Николай Андреевич качнул головой в угрюмой усмешке. «Ну, и дошел я с этой канительной жизнью! Раньше головой мог рисковать, обгорал, ходил с волдырями — и ничего. Все было как надо. А теперь — гляди-ка: за чин свой испугался!»

Ему тошно сделалось оттого, что каких-то десять минут назад он чернил и клял Маркова. И хоть по-прежнему тупо гнул к земле страх за себя, за то, что будет вечером на оперативке, все же не таким уж страшным казалось это Митрофанову. Так ли, сяк — все едино. Отыграются на нем. За то и деньги получает, чтоб отдуваться за всякое шибко ученое дурачье,

— Молодой парень-то? — спросил, глядя в пол.
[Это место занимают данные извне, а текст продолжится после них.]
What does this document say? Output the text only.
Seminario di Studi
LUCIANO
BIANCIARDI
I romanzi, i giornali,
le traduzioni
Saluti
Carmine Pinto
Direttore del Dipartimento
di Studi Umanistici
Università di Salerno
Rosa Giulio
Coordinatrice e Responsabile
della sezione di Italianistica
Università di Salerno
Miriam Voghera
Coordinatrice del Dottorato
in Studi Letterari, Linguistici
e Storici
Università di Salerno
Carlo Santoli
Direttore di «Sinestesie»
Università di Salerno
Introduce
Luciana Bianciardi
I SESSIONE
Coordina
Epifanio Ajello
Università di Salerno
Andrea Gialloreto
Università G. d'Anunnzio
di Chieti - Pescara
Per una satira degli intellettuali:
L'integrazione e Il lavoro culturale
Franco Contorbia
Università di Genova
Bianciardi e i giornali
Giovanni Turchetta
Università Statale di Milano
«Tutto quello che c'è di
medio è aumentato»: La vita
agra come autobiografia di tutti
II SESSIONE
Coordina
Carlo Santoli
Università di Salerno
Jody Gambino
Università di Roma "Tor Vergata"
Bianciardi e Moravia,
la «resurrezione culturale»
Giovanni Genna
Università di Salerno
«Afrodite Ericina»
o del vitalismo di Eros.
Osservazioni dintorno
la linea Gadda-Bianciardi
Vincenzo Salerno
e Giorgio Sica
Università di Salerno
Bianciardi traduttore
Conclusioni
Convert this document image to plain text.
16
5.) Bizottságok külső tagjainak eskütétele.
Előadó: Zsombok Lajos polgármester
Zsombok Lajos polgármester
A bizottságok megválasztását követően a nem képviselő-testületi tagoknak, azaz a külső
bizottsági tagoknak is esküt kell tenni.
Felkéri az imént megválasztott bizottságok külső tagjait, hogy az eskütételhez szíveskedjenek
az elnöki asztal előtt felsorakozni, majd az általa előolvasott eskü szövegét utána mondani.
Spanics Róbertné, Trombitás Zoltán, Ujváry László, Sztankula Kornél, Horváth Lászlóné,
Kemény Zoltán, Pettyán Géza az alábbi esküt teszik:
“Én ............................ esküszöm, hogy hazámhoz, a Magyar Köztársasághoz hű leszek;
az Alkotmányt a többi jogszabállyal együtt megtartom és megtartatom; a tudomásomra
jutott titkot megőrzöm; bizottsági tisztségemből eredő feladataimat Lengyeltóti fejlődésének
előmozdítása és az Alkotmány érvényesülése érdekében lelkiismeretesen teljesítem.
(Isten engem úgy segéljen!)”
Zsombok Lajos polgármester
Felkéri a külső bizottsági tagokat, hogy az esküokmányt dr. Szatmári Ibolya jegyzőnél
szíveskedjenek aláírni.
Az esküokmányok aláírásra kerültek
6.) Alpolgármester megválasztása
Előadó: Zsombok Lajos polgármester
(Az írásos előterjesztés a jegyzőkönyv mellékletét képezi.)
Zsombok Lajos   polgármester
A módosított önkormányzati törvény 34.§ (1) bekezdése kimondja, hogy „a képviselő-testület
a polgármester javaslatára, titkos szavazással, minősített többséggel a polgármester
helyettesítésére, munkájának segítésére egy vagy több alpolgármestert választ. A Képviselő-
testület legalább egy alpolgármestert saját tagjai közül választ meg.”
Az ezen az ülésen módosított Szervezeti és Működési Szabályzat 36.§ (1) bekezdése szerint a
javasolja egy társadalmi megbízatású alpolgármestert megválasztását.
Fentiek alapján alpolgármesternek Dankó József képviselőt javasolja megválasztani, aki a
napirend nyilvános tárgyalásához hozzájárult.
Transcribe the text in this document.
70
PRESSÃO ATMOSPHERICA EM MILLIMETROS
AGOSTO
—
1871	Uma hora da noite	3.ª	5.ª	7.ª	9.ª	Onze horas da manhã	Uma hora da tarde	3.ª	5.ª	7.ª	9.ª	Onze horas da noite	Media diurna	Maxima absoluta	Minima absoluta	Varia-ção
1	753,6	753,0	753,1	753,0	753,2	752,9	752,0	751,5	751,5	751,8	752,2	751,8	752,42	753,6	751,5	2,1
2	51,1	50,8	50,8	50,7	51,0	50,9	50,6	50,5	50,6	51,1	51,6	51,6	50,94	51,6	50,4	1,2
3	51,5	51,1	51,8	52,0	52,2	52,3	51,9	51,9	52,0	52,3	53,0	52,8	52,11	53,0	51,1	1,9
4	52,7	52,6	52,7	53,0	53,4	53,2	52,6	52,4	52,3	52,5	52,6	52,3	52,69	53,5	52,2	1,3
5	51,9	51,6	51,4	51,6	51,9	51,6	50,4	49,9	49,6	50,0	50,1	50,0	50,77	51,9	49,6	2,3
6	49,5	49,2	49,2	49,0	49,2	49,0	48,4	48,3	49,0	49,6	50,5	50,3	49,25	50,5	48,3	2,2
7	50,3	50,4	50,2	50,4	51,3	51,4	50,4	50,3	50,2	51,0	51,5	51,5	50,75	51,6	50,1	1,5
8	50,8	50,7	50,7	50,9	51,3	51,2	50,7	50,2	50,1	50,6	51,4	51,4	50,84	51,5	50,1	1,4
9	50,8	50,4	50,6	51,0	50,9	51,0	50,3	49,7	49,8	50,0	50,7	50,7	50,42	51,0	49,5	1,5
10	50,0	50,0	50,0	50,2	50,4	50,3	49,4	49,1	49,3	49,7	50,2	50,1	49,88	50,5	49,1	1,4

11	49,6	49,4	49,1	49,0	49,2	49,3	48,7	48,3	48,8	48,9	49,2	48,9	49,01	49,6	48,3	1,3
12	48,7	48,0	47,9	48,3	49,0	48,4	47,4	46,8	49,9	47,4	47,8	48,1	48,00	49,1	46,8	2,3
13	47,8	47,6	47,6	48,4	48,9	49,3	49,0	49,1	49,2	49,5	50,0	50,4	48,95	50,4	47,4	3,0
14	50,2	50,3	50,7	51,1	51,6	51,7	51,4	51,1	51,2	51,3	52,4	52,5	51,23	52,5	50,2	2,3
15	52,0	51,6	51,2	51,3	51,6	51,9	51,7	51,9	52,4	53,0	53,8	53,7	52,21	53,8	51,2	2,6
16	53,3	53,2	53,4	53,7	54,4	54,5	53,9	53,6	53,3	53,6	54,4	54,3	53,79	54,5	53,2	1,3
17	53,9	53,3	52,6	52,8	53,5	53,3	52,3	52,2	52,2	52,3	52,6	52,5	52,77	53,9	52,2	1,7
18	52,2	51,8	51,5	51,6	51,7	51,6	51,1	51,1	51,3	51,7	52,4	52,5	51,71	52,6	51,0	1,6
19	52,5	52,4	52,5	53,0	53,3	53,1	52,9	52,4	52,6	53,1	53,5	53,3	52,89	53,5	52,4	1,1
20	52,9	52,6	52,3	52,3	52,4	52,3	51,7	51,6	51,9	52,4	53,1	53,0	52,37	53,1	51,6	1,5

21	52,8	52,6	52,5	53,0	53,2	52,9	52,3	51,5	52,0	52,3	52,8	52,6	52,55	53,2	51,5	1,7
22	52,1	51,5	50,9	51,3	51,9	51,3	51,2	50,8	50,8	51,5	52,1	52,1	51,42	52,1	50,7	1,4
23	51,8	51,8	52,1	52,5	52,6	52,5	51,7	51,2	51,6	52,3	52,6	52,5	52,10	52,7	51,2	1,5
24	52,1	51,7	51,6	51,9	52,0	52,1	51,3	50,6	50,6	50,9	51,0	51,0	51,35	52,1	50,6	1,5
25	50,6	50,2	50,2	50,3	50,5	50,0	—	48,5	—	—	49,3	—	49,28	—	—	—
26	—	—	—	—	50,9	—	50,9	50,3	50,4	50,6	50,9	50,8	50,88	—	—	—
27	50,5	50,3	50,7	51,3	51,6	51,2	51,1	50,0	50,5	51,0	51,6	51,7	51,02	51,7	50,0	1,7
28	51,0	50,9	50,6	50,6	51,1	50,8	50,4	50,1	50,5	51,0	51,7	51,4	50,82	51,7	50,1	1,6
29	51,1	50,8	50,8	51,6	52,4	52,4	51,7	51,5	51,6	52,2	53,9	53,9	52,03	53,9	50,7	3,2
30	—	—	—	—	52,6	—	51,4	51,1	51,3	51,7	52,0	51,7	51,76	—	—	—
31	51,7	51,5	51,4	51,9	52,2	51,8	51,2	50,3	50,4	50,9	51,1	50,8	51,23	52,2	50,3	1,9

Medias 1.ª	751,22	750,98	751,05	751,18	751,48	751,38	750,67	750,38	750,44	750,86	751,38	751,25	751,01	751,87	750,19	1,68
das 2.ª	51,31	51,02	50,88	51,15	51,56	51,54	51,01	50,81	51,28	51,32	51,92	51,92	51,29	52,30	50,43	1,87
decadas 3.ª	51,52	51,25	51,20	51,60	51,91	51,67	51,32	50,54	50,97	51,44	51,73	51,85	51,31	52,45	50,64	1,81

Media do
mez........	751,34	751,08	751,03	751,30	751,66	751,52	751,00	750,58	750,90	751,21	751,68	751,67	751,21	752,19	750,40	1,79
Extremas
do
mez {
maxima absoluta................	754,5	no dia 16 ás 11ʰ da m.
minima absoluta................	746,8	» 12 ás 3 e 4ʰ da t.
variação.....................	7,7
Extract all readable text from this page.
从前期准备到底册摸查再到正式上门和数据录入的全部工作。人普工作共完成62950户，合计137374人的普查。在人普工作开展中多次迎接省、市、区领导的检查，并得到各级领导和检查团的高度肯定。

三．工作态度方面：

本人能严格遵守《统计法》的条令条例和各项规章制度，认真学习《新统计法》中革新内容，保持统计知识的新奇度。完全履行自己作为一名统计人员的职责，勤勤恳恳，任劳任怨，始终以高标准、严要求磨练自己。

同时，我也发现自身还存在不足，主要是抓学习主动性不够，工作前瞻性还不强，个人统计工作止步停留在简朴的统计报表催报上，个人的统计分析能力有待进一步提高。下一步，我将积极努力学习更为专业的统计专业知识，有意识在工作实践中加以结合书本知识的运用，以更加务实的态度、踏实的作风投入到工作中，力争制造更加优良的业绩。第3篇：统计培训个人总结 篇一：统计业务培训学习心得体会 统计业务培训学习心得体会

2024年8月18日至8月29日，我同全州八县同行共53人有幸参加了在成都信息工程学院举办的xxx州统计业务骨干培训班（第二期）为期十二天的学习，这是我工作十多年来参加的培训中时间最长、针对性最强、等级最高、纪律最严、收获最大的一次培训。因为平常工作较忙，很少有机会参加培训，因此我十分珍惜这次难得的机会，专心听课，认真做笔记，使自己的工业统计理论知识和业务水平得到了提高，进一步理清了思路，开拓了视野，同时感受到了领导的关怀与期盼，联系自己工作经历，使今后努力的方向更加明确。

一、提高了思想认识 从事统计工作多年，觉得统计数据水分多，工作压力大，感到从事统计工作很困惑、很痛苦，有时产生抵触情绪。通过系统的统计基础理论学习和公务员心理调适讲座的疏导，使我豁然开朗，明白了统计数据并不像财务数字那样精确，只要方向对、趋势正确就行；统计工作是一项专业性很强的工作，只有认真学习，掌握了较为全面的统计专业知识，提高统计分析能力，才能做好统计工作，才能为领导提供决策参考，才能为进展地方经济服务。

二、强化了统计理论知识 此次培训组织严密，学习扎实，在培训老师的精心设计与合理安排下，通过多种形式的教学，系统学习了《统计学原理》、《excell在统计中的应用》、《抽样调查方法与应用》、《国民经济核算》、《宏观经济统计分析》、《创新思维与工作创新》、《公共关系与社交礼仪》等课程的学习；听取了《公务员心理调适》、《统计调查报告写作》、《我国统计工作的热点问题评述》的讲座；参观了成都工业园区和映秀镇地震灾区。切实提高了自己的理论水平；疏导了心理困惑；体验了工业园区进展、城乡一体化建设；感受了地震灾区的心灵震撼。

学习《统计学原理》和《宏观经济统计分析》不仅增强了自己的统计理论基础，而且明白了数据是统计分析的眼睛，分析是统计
— Двадцать восемь лет. Да вы его должны знать, Николай Андреич… — засуетился зам Чижова, — может, обращали внимание, здоровенный такой парень, под потолок, круглолицый?

Митрофанов угрюмо кивнул и пошел встречать директора.

Он сразу понял, кто этот Марков. Как же, конечно, обращал внимание. Не обрати, попробуй — махина этакая. Ему нравился этот серьезный, всегда чем-то озабоченный парень с обручальным колечком на толстом пальце. Встречая его иногда в институте, Митрофанов думал: «Вот ведь человек как человек. Не строит из себя ничего, видно, правда, работает». Ему нравилось, что был тот всегда просто и скромно одет, не щеголял, как некоторые, в заморских штанах, ходил, сутулясь, со стареньким, небось, со студенческих лет, портфелем. Надо же было, чтоб у него-то и взорвалось!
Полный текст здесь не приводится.